In a Selkirk rolling-mill workshop, there was a strict distinction between preventive maintenance and catastrophic failure. Checking the gearboxes for vibration and pulling the drive belts before the casting heat hit was boring, repetitive work that did not feel like a heroic intervention. Dismantling preventive care works by the inverse calculus: when the cervical‑cancer screening update is shelved, the bill for late‑stage treatment lands on the same ratepayer who was told the review was a bureaucratic luxury. The inheritance of extraction in this country no longer relies on buying heavy industry and running the margins into the ground; it relies on convincing the ratepayer that the preventative maintenance they are already paying for is actually a form of government overreach.

The technique is old enough to have a name. In 2010, the historians Naomi Oreskes and Erik Conway documented the playbook in Merchants of Doubt: when a body of scientific consensus threatens a policy objective, attack the body as unreliable, starve it of oxygen, and then install a more tractable alternative. The industry version — tobacco, fossil fuels, opioids — involved paid consultants and front groups. The public-health version involves a Senate-confirmed secretary with a stated mandate to “reform” the very structures that make evidence inconvenient. Kennedy told lawmakers last month that the task force was “lackadaisical” and that he wanted it to provide “for the first time, transparency.” What Kennedy means by transparency, almost certainly, is a panel whose conclusions align with his. The offer to the fired doctors to reapply for their jobs is not a reinstatement path; it is a bureaucratic mockery — a performance of due process while the institutional machinery is disabled.

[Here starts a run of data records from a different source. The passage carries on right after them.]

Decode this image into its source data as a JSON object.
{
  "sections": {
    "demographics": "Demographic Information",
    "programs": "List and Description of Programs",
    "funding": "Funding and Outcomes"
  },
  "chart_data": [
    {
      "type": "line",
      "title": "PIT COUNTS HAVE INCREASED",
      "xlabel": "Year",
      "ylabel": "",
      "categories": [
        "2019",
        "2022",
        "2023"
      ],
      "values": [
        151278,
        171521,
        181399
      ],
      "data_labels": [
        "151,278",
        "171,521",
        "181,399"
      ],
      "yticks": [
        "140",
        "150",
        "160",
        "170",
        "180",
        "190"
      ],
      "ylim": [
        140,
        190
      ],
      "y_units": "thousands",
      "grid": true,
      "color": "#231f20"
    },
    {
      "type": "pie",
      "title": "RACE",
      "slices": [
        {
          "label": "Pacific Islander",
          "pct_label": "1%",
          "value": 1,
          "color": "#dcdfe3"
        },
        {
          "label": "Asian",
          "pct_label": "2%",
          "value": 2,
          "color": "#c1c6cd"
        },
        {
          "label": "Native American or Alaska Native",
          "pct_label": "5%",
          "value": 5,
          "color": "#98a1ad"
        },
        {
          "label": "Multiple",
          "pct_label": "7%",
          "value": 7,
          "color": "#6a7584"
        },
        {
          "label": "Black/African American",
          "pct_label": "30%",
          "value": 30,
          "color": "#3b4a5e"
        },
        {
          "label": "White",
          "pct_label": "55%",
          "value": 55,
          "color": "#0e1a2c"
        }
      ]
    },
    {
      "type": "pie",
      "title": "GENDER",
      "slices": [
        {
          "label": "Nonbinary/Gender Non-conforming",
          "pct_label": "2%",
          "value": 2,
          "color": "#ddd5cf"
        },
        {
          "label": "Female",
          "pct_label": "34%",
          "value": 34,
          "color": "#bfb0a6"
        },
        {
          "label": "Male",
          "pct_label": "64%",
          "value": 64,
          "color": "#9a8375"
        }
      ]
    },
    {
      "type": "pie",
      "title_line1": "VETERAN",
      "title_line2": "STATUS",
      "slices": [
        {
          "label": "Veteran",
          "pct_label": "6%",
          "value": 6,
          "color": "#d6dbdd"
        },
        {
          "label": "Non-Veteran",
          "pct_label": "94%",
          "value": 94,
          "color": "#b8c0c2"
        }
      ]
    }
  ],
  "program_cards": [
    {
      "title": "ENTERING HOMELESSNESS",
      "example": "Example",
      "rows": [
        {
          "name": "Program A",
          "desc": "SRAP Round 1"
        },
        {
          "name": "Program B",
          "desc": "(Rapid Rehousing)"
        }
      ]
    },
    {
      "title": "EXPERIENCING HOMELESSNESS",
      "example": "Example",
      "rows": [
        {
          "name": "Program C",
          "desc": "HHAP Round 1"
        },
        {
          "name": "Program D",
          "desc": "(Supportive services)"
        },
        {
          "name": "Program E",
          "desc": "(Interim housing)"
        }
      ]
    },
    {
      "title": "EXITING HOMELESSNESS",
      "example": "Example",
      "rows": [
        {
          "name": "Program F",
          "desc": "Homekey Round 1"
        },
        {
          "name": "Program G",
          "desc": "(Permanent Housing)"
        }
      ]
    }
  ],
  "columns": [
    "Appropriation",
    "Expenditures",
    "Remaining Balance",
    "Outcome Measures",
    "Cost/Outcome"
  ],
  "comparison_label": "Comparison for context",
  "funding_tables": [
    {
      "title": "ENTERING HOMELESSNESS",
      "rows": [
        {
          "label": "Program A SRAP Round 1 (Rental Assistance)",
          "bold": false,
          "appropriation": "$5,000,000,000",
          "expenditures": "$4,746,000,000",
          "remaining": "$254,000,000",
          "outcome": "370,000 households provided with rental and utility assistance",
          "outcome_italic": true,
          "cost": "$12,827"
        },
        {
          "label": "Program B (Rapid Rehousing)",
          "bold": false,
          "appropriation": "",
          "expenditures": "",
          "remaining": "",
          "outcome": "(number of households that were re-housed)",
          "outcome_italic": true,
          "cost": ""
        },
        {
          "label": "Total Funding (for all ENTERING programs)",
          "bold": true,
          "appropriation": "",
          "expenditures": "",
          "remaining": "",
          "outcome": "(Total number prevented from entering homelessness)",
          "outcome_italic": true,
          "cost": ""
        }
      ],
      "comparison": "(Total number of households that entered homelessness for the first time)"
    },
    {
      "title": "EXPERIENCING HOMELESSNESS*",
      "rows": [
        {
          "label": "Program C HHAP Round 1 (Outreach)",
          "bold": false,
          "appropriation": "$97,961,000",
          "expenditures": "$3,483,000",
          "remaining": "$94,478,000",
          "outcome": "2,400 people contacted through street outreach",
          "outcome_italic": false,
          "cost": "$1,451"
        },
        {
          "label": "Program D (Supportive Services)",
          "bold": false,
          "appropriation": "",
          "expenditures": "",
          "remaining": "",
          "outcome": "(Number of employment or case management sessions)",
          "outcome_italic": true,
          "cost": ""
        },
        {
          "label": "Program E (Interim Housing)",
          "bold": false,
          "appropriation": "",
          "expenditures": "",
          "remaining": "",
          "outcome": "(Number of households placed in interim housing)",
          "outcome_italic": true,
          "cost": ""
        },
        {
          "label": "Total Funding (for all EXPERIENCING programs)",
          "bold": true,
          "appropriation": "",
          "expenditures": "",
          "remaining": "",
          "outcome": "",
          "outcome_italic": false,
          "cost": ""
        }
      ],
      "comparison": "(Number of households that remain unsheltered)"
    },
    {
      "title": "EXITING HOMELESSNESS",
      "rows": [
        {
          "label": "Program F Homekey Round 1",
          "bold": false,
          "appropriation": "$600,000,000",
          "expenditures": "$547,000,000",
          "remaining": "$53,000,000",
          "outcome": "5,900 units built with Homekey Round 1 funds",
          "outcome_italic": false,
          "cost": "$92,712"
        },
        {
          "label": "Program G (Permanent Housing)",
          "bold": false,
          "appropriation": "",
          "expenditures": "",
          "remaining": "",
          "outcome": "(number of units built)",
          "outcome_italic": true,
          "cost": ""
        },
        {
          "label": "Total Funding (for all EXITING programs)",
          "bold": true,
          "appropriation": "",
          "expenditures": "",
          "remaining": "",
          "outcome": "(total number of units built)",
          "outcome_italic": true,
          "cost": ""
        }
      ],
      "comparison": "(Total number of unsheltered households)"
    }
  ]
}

The practical consequence, for now, is a hole where the cervical cancer screening guideline should be, a delay on maternal depression, and an open question about what happens when the next “A” or “B” recommendation conflicts with a political priority. The harder consequence is harder to perceive, because it is a withdrawal of infrastructure rather than a benefit cut. The preventive-services guarantee was never a right patients could enforce directly; it was a scaffolding of interlocking statutory and regulatory components — the task force’s evidence grading, the HHS Secretary’s adoption, the ACA’s coverage mandate — that together produced an outcome. When you remove the evidence-grading pillar, the rest of the machine still runs for a while, because insurers have built the current grades into their systems and patients have come to expect the coverage. But the next update never arrives. The new screening tool that detects cancer earlier stays classified as experimental. The machine starts to coast, and then it drifts, and then, one day, the colonoscopy bill arrives with a co-pay and the patient discovers that the guarantee was never a promise someone could call, only a procedure someone could cancel.

The maintenance schedule has been cancelled. The breakdown will be billed at full price.